As he mentioned in his last editorial (November/December 2014 issue, pg. 44), Frank Di Giacomo is “retiring” as publisher of METRO, but is still very much involved in the magazine, working on strategic partnerships and other projects as VP/publisher emeritus. Fortunately, I have the privilege of working closely with Frank, and he will continue to impart his decades of industry experience and knowledge to me and to METRO, in general. Thank you, Frank, for the fantastic work you’ve done in delivering a first-rate publication, and thank you for passing on the baton to me.
U.K. separates commercial and policy concerns
For my first column, I decided to compare the U.S. public transport industry with that of the U.K., where I grew up. In doing so, I detect two very different underlying philosophies at work. What’s even more interesting, though, is how the philosophies of the two countries’ industries are beginning to converge, which has lessons for each.
In the U.K., there is not much dispute that public transport is considered a vital part of the country’s infrastructure and essential to economic development. British gasoline taxes are about 61% of the total price of petrol at the pump, according to a recent article in the London-based The Telegraph, which is the equivalent of about $8.27 per U.S. gallon. This means that the decision whether to drive is a pretty conscious one and other travel options are important. In the U.S., driving is almost considered a right — the word “freeways” is revealing.
Differences in distances also matter. Many English have never even been to Scotland, but Edinburgh and London are about as far apart as Los Angeles and San Francisco or Washington, D.C. and New York. But you would never hear many people in any of those cities saying the same thing about their counterparts.

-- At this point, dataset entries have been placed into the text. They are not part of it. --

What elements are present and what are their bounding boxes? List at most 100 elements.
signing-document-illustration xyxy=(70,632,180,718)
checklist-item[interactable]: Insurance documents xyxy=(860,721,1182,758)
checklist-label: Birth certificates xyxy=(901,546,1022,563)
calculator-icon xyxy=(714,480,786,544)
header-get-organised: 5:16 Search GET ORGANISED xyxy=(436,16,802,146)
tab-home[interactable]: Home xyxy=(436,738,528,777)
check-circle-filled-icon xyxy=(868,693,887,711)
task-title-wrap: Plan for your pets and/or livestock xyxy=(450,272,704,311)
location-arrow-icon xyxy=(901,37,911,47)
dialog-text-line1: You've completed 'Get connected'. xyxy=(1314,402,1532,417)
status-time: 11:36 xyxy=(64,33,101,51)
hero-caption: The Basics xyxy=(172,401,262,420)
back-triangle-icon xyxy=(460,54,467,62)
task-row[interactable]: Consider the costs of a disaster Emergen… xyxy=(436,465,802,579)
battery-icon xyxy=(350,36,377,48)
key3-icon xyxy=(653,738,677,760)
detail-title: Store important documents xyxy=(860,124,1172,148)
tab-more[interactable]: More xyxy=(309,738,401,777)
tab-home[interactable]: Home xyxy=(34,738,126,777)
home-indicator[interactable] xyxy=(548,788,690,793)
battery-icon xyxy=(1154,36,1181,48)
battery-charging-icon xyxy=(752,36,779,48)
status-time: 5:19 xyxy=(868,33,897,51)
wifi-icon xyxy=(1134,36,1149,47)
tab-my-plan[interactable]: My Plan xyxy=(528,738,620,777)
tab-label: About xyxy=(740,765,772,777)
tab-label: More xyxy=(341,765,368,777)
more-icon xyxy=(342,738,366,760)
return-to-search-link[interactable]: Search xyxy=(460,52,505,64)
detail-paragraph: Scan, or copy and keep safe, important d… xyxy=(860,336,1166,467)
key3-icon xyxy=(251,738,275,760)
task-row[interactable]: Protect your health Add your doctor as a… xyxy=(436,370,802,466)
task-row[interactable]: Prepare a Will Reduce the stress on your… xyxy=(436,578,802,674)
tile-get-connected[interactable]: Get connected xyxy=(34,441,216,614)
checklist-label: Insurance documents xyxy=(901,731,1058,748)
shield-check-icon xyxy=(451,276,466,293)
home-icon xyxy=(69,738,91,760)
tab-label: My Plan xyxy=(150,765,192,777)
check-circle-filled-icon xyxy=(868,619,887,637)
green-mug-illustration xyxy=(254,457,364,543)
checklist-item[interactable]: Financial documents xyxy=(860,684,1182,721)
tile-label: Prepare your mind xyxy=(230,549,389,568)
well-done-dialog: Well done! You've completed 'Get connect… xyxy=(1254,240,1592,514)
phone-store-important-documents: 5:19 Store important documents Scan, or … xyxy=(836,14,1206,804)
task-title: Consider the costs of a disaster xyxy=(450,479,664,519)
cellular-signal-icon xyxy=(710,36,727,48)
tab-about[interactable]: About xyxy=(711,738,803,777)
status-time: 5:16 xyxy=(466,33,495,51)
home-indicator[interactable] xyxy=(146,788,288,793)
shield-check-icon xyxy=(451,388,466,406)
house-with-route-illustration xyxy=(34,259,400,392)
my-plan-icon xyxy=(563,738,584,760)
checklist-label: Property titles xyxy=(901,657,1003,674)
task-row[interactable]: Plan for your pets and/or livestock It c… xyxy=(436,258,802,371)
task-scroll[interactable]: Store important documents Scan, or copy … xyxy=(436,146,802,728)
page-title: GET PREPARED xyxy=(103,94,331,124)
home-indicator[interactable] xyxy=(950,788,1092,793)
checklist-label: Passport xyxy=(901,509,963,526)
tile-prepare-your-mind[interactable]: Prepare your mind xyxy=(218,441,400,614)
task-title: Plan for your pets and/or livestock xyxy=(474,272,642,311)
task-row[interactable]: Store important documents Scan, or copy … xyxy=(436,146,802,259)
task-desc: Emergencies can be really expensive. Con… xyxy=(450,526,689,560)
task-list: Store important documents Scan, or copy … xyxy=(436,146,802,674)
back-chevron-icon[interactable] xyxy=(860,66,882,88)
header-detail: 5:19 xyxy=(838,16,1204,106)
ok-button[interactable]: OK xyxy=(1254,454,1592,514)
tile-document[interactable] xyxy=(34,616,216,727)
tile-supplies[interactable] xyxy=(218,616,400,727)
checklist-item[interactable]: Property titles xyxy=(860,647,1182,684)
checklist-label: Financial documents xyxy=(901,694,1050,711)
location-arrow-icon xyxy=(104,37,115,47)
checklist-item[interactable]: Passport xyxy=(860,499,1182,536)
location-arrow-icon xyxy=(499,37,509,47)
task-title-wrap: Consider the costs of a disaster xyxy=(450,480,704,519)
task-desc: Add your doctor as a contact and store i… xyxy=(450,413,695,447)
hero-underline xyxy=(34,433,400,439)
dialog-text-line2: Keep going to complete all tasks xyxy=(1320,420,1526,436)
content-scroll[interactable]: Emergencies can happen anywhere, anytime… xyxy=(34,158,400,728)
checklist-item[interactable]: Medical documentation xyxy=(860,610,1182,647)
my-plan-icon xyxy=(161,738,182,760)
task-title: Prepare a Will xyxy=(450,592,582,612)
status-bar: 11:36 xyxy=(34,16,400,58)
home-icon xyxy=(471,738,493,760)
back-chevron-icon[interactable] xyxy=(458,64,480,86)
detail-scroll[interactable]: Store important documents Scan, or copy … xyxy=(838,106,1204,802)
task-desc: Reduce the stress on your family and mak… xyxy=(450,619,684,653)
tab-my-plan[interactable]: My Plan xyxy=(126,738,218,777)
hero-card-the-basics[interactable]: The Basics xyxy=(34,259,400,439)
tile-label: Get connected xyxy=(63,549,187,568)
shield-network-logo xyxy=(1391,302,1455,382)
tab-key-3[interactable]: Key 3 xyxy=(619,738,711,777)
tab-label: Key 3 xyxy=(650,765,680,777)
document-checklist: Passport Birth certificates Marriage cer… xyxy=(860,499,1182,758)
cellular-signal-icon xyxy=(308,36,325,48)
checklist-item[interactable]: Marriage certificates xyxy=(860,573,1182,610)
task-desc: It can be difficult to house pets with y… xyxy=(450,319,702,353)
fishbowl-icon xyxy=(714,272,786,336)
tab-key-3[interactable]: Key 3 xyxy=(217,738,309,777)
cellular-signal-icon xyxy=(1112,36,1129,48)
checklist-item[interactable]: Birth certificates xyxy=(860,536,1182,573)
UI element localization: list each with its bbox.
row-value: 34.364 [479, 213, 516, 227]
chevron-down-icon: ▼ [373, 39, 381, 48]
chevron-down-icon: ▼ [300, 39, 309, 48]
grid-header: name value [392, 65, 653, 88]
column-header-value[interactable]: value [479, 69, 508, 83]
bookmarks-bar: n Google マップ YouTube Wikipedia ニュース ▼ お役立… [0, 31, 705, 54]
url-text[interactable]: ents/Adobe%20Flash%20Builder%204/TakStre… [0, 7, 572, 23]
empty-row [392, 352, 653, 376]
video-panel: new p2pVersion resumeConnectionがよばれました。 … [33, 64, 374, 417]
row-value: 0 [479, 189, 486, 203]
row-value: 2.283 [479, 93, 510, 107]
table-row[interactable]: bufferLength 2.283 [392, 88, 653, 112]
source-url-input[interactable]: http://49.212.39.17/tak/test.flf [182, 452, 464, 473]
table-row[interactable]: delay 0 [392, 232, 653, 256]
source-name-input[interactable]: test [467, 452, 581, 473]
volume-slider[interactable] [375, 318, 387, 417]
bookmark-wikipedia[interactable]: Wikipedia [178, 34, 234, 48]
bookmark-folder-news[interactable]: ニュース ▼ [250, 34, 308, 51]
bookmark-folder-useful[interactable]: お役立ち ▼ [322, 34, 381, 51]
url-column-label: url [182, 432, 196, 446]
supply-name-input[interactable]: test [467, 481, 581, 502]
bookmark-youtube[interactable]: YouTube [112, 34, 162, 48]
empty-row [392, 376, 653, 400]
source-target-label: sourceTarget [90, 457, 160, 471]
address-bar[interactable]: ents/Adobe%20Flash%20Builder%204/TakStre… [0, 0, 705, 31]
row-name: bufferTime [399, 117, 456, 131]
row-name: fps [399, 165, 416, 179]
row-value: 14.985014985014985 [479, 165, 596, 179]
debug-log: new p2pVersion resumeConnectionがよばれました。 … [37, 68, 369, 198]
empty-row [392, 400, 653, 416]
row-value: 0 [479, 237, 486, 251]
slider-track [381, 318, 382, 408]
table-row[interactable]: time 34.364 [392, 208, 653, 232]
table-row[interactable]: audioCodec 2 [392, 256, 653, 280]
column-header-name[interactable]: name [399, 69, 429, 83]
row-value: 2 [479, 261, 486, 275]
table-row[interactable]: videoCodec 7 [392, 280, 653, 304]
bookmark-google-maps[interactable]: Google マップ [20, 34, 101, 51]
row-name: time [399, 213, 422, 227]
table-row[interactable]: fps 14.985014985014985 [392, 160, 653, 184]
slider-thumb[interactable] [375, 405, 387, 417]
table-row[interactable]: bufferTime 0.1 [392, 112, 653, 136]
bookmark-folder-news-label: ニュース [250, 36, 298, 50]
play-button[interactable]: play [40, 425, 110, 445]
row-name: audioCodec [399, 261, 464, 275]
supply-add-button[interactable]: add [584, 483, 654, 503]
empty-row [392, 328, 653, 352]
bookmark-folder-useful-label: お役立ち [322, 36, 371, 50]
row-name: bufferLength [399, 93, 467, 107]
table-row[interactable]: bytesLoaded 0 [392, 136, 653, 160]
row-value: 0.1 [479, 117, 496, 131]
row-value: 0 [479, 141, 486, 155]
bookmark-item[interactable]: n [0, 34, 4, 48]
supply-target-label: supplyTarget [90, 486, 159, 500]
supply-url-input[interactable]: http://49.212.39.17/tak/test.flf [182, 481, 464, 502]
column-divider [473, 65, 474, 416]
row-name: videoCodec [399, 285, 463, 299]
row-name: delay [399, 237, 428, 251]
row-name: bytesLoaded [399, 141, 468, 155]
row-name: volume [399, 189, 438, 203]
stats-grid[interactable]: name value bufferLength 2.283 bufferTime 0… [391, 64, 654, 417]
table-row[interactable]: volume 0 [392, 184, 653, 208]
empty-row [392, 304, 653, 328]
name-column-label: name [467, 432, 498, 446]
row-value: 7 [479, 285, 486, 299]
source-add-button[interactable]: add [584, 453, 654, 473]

Ironically, though, U.S. public transport is far more socialized than the American industry, a result of significant changes made during the 1980s. Much of this was because the British economy and government budget were in dire straits. To Brits, the heavily subsidized U.S. industry looks a lot like the 1970s, when local governments directly ran bus and rail services. Now, with a few exceptions, public transport services are privately provided, either through franchises, subsidized contracts or even open competition in many local markets with several private operators.
Government still has an important role, however. The county passenger transport executives are similar to the regional transit authorities in the U.S. and Canada, except that they focus on regulating safety and quality, and manage the public investments and ensure that everyone has access to the services they need.
Both can learn from each other
This is not to say that U.S. and American professionals have little to say to each other. On the contrary, many European operators are taking their expertise in operating in a more commercial environment to interested U.S. cities, such as Las Vegas, San Diego, Denver, New York and Phoenix. And many in the U.S. are proposing a higher gas tax, especially when prices are so low, not only to help pay for greater investment but also to help incentivize using public transport, just as Europe has done.